04 December 2020

Tiga Jurus dari Guruku

Tiga Jurus dari Guruku: Dr. Yulizal Yunus, M.Si Datuk Rajo Bagindo

Oleh Muhammad Nasir


Saya mendapatkan tiga jurus penting dari Dr. Yulizal Yunus, M.Si. gelar Dt Rajo Bagindo. Dosen saya di Fakultas Adab IAIN, kini UIN Imam Bonjol Padang. Kepada saya dan teman-teman seangkatan, senior memperkenalkan sapaan Pak Yuyu untuk menyebut beliau. Apa ketiga ilmu itu? Satu ketenangan, kedua, ketenangan dan ketiga ketenangan. Ya,KETENANGAN nana jurusnya.

Jurus Pertama

Tahun 1998 saya sedang bertarung untuk menjadi ketua Himpunan Mahasiswa Jurusan  (HMJ) Bahasa dan Sastra Arab pada Fakultas Adab IAIN Imam Bonjol Padang. Menurut saya dan fakta hasil pemilihan saya menang. Perolehan suara saya di atas rival saya. Rival saya adalah mahasiswa angkatan 1995, senior di atas saya. Namun saya tak mengerti, mengapa saya dipangggil ke ruangan beliau. Beliau saat itu menjabat Pembantu Dekan III Bidang Kemahasiswaan.

"Nasir alun bisa disabuik manang lai," kata beliau.

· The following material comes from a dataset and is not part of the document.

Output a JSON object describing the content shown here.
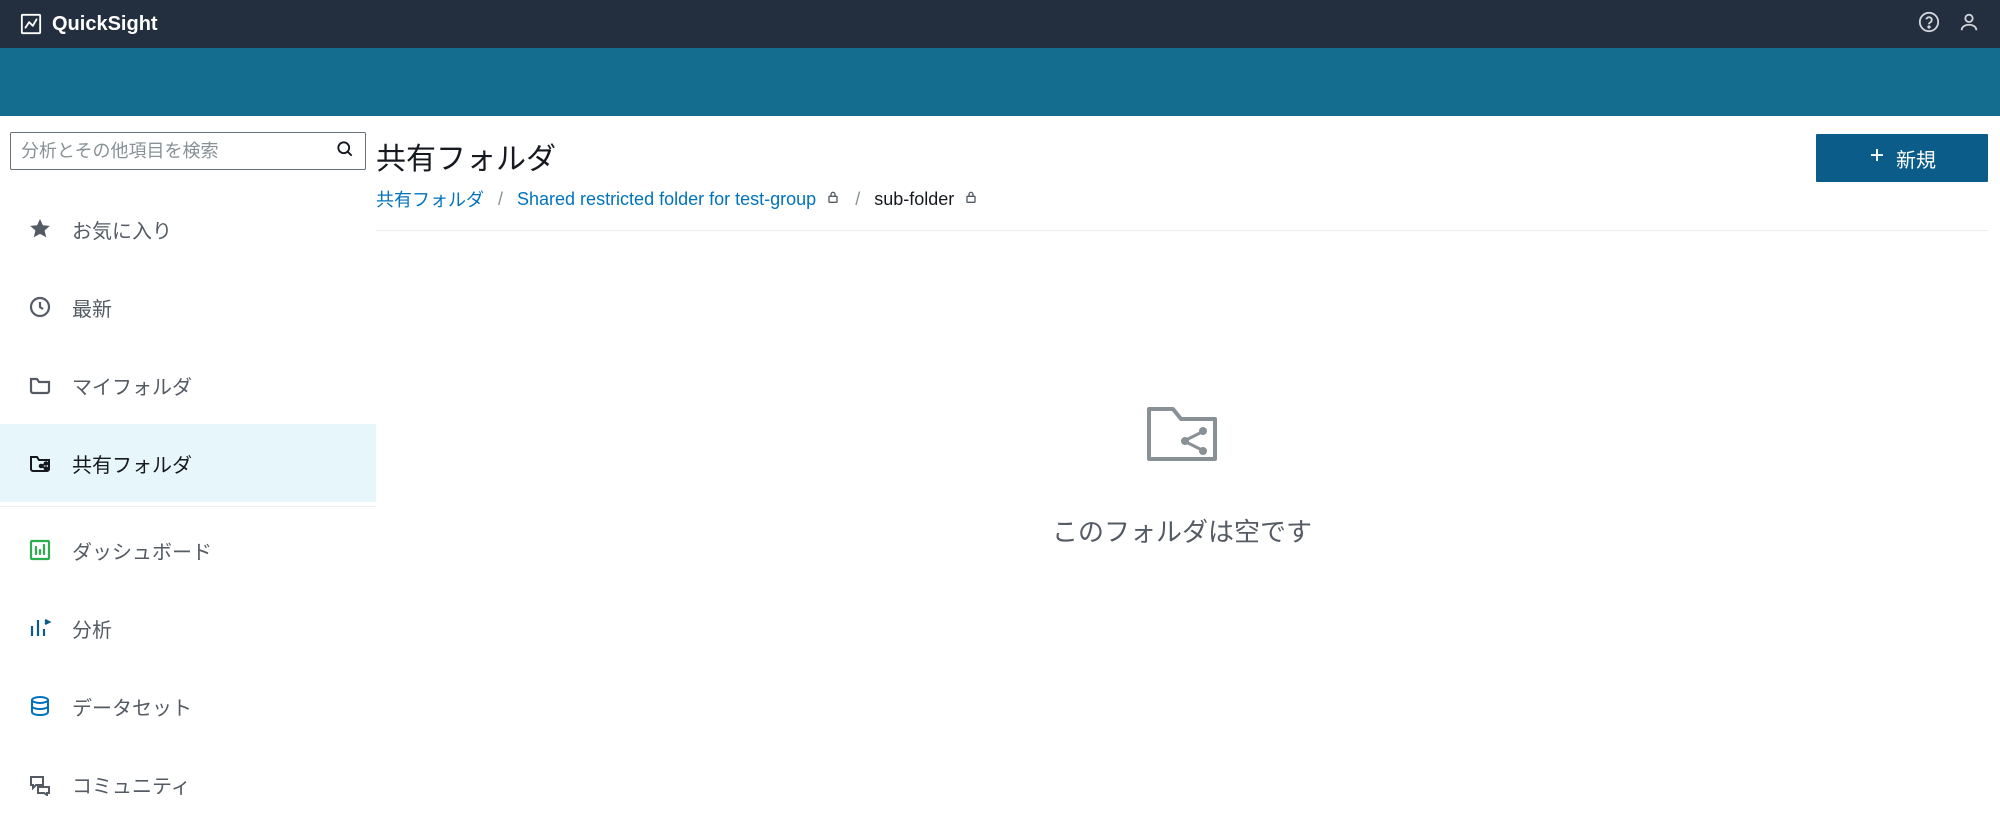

Terus terang saya kaget. Muka saya terasa panas. Saya tidak menyangka beliau akan menyampaikan ini. Jelas saya protes. Saya kemukakan hasil pemilihan. Beliau senyum-senyum saja. Berita acara pemilihan yang saya sodorkan hanya beliau lihat sekilas dan beliau susun di atas tumpukan kertas yang lain yang ada di meja kerjanya.

"Saya sudah punya berita acaranya. sudah saya baca. Makanya, saya simpulkan Nasir belum menang," ujarnya

Saya mengerutkan dahi. Heran. Bahkan setelah tersenyum justru beliau meminta saya agar mundur dulu. Biarlah rival saya itu yang jadi Ketua HMJ. Ups, tunggu dulu. Saya semakin kaget. Ada apa ini? Saya mulai menduga-duga tentang banyak hal. Apakah beliau sudah termakan "kompor" senior yang rival saya itu? Atau saya tidak mendapat dukungan dari beliau?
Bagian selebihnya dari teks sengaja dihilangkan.